WASHINGTON – Minnesota Supreme Court Justice David Stras won Senate confirmation to the Eighth Circuit Court bench on Tuesday, becoming the first appellate nominee in decades to earn a seat over the objection of a home-state senator.

Stras' nomination was delayed for months by former Sen. Al Franken, D-Minn., who argued that Stras was qualified for the job but too conservative for a lifetime appointment to a federal appeals court. After Franken himself was sidelined by controversy that led to his resignation, Senate Republicans did away with the long-standing tradition of "blue-slipping" that allowed home-state senators to unilaterally derail circuit court nominees.

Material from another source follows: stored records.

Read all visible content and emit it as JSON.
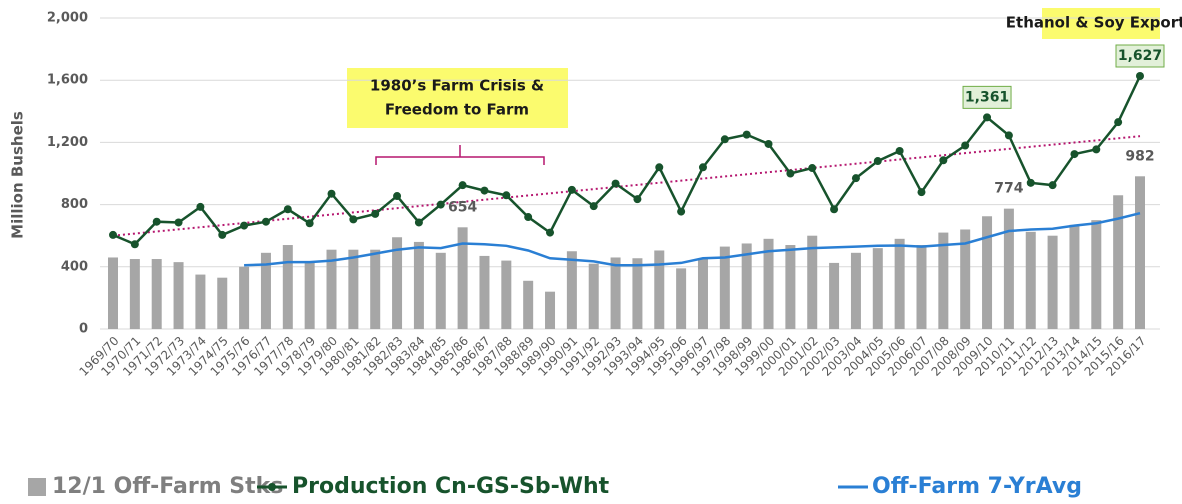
{
  "chart_data": {
    "type": "combo",
    "ylabel": "Million Bushels",
    "categories": [
      "1969/70",
      "1970/71",
      "1971/72",
      "1972/73",
      "1973/74",
      "1974/75",
      "1975/76",
      "1976/77",
      "1977/78",
      "1978/79",
      "1979/80",
      "1980/81",
      "1981/82",
      "1982/83",
      "1983/84",
      "1984/85",
      "1985/86",
      "1986/87",
      "1987/88",
      "1988/89",
      "1989/90",
      "1990/91",
      "1991/92",
      "1992/93",
      "1993/94",
      "1994/95",
      "1995/96",
      "1996/97",
      "1997/98",
      "1998/99",
      "1999/00",
      "2000/01",
      "2001/02",
      "2002/03",
      "2003/04",
      "2004/05",
      "2005/06",
      "2006/07",
      "2007/08",
      "2008/09",
      "2009/10",
      "2010/11",
      "2011/12",
      "2012/13",
      "2013/14",
      "2014/15",
      "2015/16",
      "2016/17"
    ],
    "series": [
      {
        "name": "12/1 Off-Farm Stks",
        "type": "bar",
        "color": "#a6a6a6",
        "values": [
          460,
          450,
          450,
          430,
          350,
          330,
          400,
          490,
          540,
          430,
          510,
          510,
          510,
          590,
          560,
          490,
          654,
          470,
          440,
          310,
          240,
          500,
          420,
          460,
          455,
          505,
          390,
          450,
          530,
          550,
          580,
          540,
          600,
          425,
          490,
          520,
          580,
          540,
          620,
          640,
          725,
          774,
          625,
          600,
          670,
          700,
          860,
          982
        ],
        "value_labels": [
          null,
          null,
          null,
          null,
          null,
          null,
          null,
          null,
          null,
          null,
          null,
          null,
          null,
          null,
          null,
          null,
          "654",
          null,
          null,
          null,
          null,
          null,
          null,
          null,
          null,
          null,
          null,
          null,
          null,
          null,
          null,
          null,
          null,
          null,
          null,
          null,
          null,
          null,
          null,
          null,
          null,
          "774",
          null,
          null,
          null,
          null,
          null,
          "982"
        ]
      },
      {
        "name": "Production Cn-GS-Sb-Wht",
        "type": "line-marker",
        "color": "#17532c",
        "values": [
          605,
          545,
          690,
          685,
          785,
          605,
          665,
          690,
          770,
          680,
          870,
          705,
          740,
          855,
          685,
          800,
          925,
          890,
          860,
          720,
          620,
          895,
          790,
          935,
          835,
          1040,
          755,
          1040,
          1220,
          1250,
          1190,
          1000,
          1035,
          770,
          970,
          1080,
          1145,
          880,
          1085,
          1180,
          1361,
          1245,
          940,
          925,
          1125,
          1155,
          1330,
          1627
        ],
        "value_labels": [
          null,
          null,
          null,
          null,
          null,
          null,
          null,
          null,
          null,
          null,
          null,
          null,
          null,
          null,
          null,
          null,
          null,
          null,
          null,
          null,
          null,
          null,
          null,
          null,
          null,
          null,
          null,
          null,
          null,
          null,
          null,
          null,
          null,
          null,
          null,
          null,
          null,
          null,
          null,
          null,
          "1,361",
          null,
          null,
          null,
          null,
          null,
          null,
          "1,627"
        ]
      },
      {
        "name": "Off-Farm 7-YrAvg",
        "type": "line",
        "color": "#2a7fd4",
        "values": [
          null,
          null,
          null,
          null,
          null,
          null,
          410,
          415,
          430,
          430,
          440,
          460,
          485,
          510,
          525,
          520,
          550,
          545,
          535,
          505,
          455,
          445,
          435,
          410,
          410,
          415,
          425,
          455,
          460,
          480,
          500,
          510,
          520,
          525,
          530,
          535,
          537,
          530,
          540,
          550,
          590,
          630,
          640,
          645,
          665,
          680,
          710,
          745
        ]
      }
    ],
    "trendline": {
      "color": "#b5176f",
      "values": [
        600,
        1240
      ]
    },
    "annotations": [
      {
        "lines": [
          "1980’s Farm Crisis &",
          "Freedom to Farm"
        ]
      },
      {
        "lines": [
          "Ethanol & Soy Exports"
        ]
      }
    ],
    "ylim": [
      0,
      2000
    ],
    "yticks": [
      0,
      400,
      800,
      {
        "value": 1200,
        "label": "1,200"
      },
      {
        "value": 1600,
        "label": "1,600"
      },
      {
        "value": 2000,
        "label": "2,000"
      }
    ],
    "grid": true
  }
}
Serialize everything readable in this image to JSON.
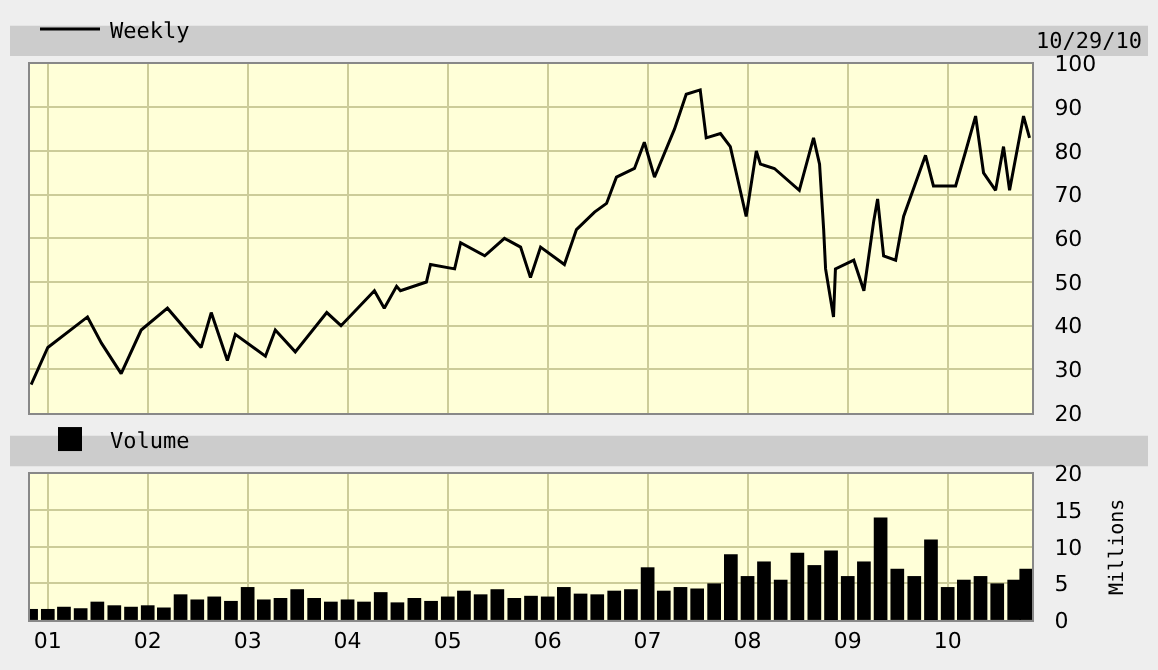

Minnesota's two Democratic senators split on the Stras vote. Sen. Amy Klobuchar joined a bipartisan majority voting to seat Stras. Sen. Tina Smith, newly appointed to fill Franken's seat this month, voted against it. Stras was confirmed by a vote of 56-42. In a statement after the vote, Klobuchar echoed recent remarks in favor of Senate consideration for Stras by highlighting the judge's history of respecting precedent "in the vast majority of cases" in his seven years on the Minnesota Supreme Court.

"While I do not agree with all of his decisions, after carefully reviewing his record I determined that he is qualified to serve on the Eighth Circuit Court of Appeals," Klobuchar said.

Smith said she voted no because of concerns over what she described as Stras' embrace of a conservative judicial philosophy called "textualism," in which jurists adopt a rigid interpretation of the Constitution's original meaning.

Smith cited an exchange during Stras' confirmation hearing last year in which Stras said he would begrudgingly apply a hypothetical overturning of the U.S. Supreme Court's landmark Brown v. Board of Education civil rights decision. Smith said Stras reiterated his stance when she asked him about it.

"I may not agree with the way in which Justice Stras approaches every decision that comes before him, but I think it's important to understand how he grapples with questions of basic justice — questions where the case demands more than simply a rote application of precedent, but instead requires that judges fully appreciate the moral gravity of the questions presented," Smith said. "Justice Stras' judicial philosophy does not leave room for that kind of decisionmaking, and I decided to vote against him."

Minnesota Republicans were eager to weigh in on Tuesday.

"Justice David Stras is a brilliant jurist and is exceptionally qualified to serve on the U.S. Court of Appeals for the Eight Circuit," said state Sen. Karin Housley, R-St. Mary's Point, who is challenging Smith in this November's special Senate election. "While I was pleased to see bipartisan support … for his confirmation, I was disappointed that Senator Tina Smith chose to ignore Justice Stras' compelling qualifications and record of judicial service by voting against his confirmation."

Gov. Mark Dayton, meanwhile, congratulated Stras Tuesday, thanking him for his service on the state's highest court while announcing the beginning of a search to fill the seat vacated by Stras. A judicial selection committee will be taking applications through Feb. 27 before following up with interviews on March 16.

Stras was nominated in May by President Donald Trump, but his path through the Senate skidded to a halt in September, when Franken withheld his blue slip. In November, as Franken was hit with a series of sexual harassment allegations, Senate Judiciary Committee Chairman Chuck Grassley, R-Iowa, ruled that single senators could no longer tie up appellate-level nominees.

Stras, 43, clerked for Supreme Court Justice Clarence Thomas and also for appellate judges in the Ninth and Fourth circuits. He grew up in Wichita, Kan., and graduated from the University of Kansas School of Law in 1999, where he edited the Kansas Law Review Criminal Procedure Edition.

Stras was appointed to the Minnesota Supreme Court in 2010 by then-Gov. Tim Pawlenty, a Republican, and was a law and political science professor at the University of Minnesota from 2004 until his appointment.

A longtime member of the Federalist Society, a national conservative group, his name has appeared on a shortlist of potential U.S. Supreme Court nominees released by the Trump administration.

But Stras' nomination had been endorsed by both conservative and liberal colleagues in Minnesota, who described him as a conservative who deferred to the law as its authors intended — not ideology — to shape decisions.